Category: Professional Posters
Purpose: Patients with AF are five times more likely to experience a stroke. Current guidelines recommend the use of stroke risk scores such as the CHA2DS2-VASc to identify high-risk patients for primary stroke prevention through prophylactic anticoagulation. Recent studies found that approximately 39% of high-risk non-valvular AF patients remain untreated. This study was designed to assess baseline rates of risk score documentation and anticoagulation to determine local guideline compliance and areas of opportunity for electronic clinical decision support tools.
Methods: This baseline assessment was conducted through retrospective analysis of electronic health record (EHR) data.
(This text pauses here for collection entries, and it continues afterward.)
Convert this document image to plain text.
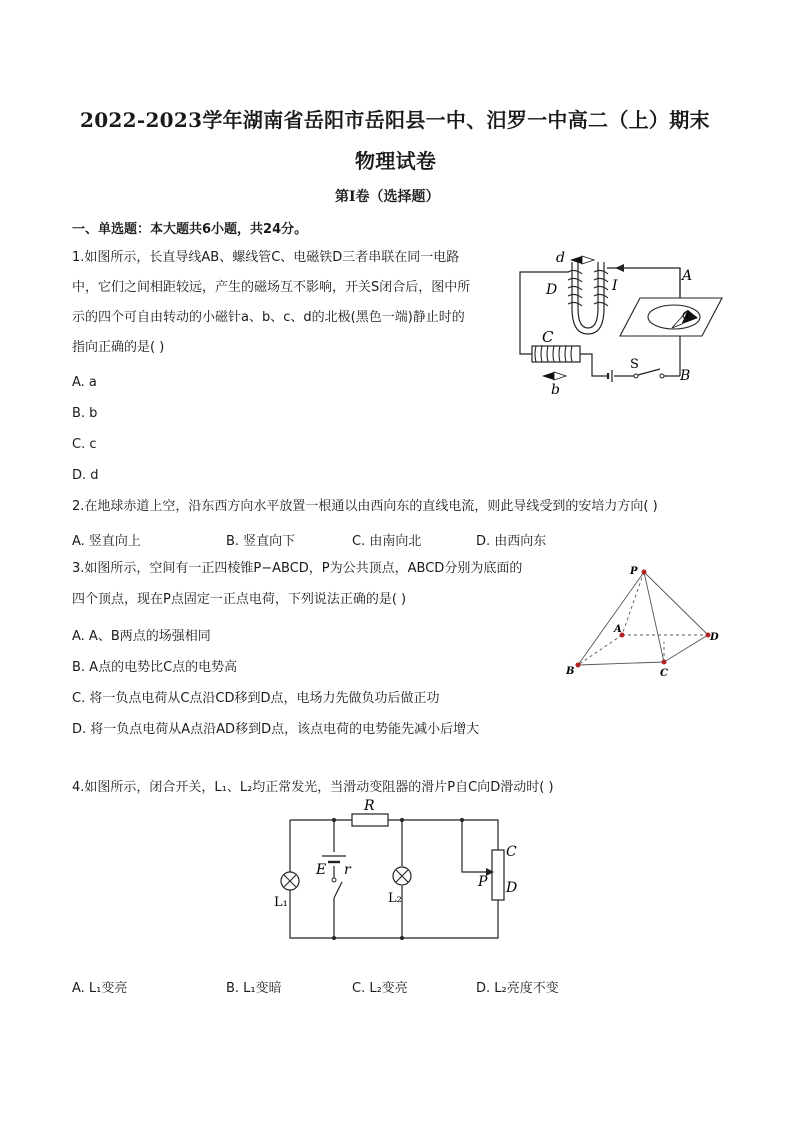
2022-2023学年湖南省岳阳市岳阳县一中、汨罗一中高二（上）期末
物理试卷
第I卷（选择题）
一、单选题：本大题共6小题，共24分。
1.如图所示，长直导线AB、螺线管C、电磁铁D三者串联在同一电路
中，它们之间相距较远，产生的磁场互不影响，开关S闭合后，图中所
示的四个可自由转动的小磁针a、b、c、d的北极(黑色一端)静止时的
指向正确的是( )
A. a
B. b
C. c
D. d
d
D	I
A
a
C
S
B
b
2.在地球赤道上空，沿东西方向水平放置一根通以由西向东的直线电流，则此导线受到的安培力方向( )
A. 竖直向上	B. 竖直向下	C. 由南向北	D. 由西向东
3.如图所示，空间有一正四棱锥P−ABCD，P为公共顶点，ABCD分别为底面的
四个顶点，现在P点固定一正点电荷，下列说法正确的是( )
A. A、B两点的场强相同
B. A点的电势比C点的电势高
C. 将一负点电荷从C点沿CD移到D点，电场力先做负功后做正功
D. 将一负点电荷从A点沿AD移到D点，该点电荷的电势能先减小后增大
P
A
B	C
D
4.如图所示，闭合开关，L₁、L₂均正常发光，当滑动变阻器的滑片P自C向D滑动时( )
R
E r
L₁	L₂
C
P D
A. L₁变亮	B. L₁变暗	C. L₂变亮	D. L₂亮度不变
An EHR report was built to query for patients diagnosed with AF during a face-to-face, emergency department, or admission encounter from January 1, 2018 to December 31, 2018. The report was designed to first identify the total number of unique AF patients, and then determine the rates of risk score documentation and anticoagulation in this population. Documentation rates for the currently recommended CHA2DS2-VASc as well as the older CHADS2 score were collected. Due to limitations with the data source, scores were only captured if they were entered in structured fields (i.e. flowsheets). Data were also collected regarding encounter types associated with score documentation, with a random sample of encounters manually reviewed. With recent guidelines recommending the use of direct oral anticoagulants (DOAC) over warfarin in eligible patients, the report was built to capture separate utilization rates for warfarin, apixaban, betrixaban, dabigatran, edoxaban, and rivaroxaban.
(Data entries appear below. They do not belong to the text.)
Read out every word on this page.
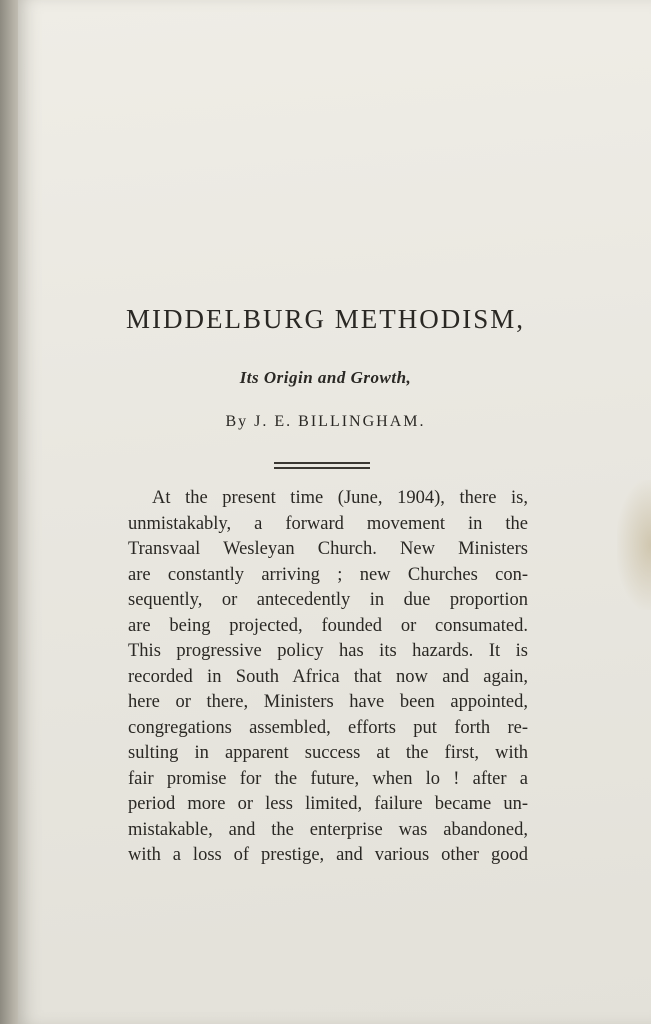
MIDDELBURG METHODISM,
Its Origin and Growth,
By J. E. BILLINGHAM.
At the present time (June, 1904), there is,
unmistakably, a forward movement in the
Transvaal Wesleyan Church. New Ministers
are constantly arriving ; new Churches con-
sequently, or antecedently in due proportion
are being projected, founded or consumated.
This progressive policy has its hazards. It is
recorded in South Africa that now and again,
here or there, Ministers have been appointed,
congregations assembled, efforts put forth re-
sulting in apparent success at the first, with
fair promise for the future, when lo ! after a
period more or less limited, failure became un-
mistakable, and the enterprise was abandoned,
with a loss of prestige, and various other good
Results: The EHR report identified 16,230 unique AF patients. The report found that the CHADS2 score was not utilized during the specified timeframe but had historically (prior to 2018) been documented for 17% (n= 2,753) of patients. During 2018 a CHA2DS2-VASc score was documented for 12% (n= 1,887) of patients. The majority of documented scores were attributable to an anticoagulation clinic encounter (84%) or telephone encounter (15%). A supplemental EHR query searching for CHA2DS2-VASc scores documented in unstructured fields (i.e. freeform provider notes) yielded a variety of formats and documentation methods that made utilization of these scores for any standardized systemic intervention unfeasible. Of the unique AF patients 60% (n= 9,771) had an oral anticoagulant ordered during the study period. Apixaban was ordered most frequently (31%), followed by warfarin (20%) and rivaroxaban (13%), with negligible use of dabigatran, edoxaban, and betrixaban.
Conclusion: This baseline assessment revealed that only 12% of AF patients in our system had stroke risk scores documented in structured data fields. Risk scores documented in unstructured fields could not be reliably abstracted. To be able to employ electronic clinical decision support tools to promote guideline compliance, standardized risk score documentation must be improved upon first.